Also, zum Schildwall. Wo viele Leute mit Speer und Schild versammelt sind, kommt schnell die Idee der Phalanx auf. Und die deutsche Übersetzung ist mal als Schildwall festgeschrieben worden. Da sich aber die Phalanx in der deutschen Sprache weiter gehalten hat und es zu verschiedenen Zeiten verschiedene Phalangen mit kleinen Unterschieden gegeben hat, wird der Begriff jenseits des Strebens nach einer reindeutschen Sprache, was im Sinne des Siegfriedischen das Wort Schildwall auch nicht erfüllt, für die Phalanx des Frühmittelalters benutzt.
Nun gab es da einfach das übliche dichtgedrängte nebeneinander, etwas lockere Aufstellungen um die Beweglichkeit der Krieger zu fördern, horizontal überlappende Schilde, auch vertikal überlappende Schilde und schließlich im Hintergrund kniende, die unter den Schilden durchstechen.
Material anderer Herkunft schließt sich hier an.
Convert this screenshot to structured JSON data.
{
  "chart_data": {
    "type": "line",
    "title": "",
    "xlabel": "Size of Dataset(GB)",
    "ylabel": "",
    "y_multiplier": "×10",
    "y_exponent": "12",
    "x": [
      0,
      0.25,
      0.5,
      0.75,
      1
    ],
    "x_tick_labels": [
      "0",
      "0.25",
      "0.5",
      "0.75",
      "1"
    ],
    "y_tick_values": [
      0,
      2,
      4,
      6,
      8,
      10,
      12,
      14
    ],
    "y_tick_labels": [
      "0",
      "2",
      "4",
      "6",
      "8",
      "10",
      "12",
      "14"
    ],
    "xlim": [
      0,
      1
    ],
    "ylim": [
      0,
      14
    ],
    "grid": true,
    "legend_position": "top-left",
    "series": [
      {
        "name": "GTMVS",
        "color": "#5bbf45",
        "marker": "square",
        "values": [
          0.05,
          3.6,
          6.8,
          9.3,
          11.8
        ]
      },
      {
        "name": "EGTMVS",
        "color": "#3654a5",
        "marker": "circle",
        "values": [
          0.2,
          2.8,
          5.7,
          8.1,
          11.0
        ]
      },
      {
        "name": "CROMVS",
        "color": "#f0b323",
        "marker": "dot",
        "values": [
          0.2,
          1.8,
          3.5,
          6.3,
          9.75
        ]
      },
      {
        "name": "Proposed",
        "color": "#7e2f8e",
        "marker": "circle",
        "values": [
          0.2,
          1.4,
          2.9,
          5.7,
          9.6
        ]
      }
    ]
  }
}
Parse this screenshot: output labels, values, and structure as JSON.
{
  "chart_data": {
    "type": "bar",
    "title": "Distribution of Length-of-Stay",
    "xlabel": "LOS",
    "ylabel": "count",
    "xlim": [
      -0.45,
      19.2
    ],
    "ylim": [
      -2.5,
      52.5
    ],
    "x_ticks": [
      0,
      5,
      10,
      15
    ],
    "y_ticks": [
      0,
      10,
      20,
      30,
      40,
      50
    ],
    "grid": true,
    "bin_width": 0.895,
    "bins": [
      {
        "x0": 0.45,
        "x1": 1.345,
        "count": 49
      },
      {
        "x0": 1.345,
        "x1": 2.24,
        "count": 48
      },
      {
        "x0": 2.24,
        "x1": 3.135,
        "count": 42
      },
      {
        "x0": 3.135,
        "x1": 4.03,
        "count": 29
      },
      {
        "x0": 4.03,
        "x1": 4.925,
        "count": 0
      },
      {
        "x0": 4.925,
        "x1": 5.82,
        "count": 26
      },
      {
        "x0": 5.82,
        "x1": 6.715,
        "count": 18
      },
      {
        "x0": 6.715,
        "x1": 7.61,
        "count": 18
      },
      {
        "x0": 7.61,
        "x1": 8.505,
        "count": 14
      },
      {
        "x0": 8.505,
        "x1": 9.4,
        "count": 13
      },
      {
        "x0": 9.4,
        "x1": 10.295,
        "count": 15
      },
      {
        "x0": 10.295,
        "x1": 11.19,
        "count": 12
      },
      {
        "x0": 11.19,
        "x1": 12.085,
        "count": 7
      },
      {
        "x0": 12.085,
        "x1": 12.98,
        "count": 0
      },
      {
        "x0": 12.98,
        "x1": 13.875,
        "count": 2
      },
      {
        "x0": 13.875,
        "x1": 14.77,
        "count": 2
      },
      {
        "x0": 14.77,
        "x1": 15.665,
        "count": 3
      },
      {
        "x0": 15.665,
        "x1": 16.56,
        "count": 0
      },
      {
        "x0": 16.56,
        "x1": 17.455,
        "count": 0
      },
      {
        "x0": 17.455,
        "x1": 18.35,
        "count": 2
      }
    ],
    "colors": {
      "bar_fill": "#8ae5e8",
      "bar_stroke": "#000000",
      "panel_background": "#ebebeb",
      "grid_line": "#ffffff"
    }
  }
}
Es gab auch bestimmte Techniken, um einen Schildwall möglichst effektiv zu gestalten. Diese akrobatischen Einlagen, die nur von Wikingern und eingeschränkt, als Übernahme von anderen Vorbildern, für die traditionell Alfred der Große in Anspruch genommen wird, von Angelsachsen überliefert sind, galten früher als unrealistische Fiktion, sind aber durch Reenactment-Gruppen längst als funktionierend erwiesen. Dieser vollentwickelte Schildwall der Wikinger wird mitunter auch einfach als Schildwall bezeichnet. (Letztere Version ist z.B. auf dem Teppich vom Oseberg-Schiff dargestellt:
http://www.forest.gen.nz/Medieval/articles/Oseberg/textiles/TEXTILE.HTM )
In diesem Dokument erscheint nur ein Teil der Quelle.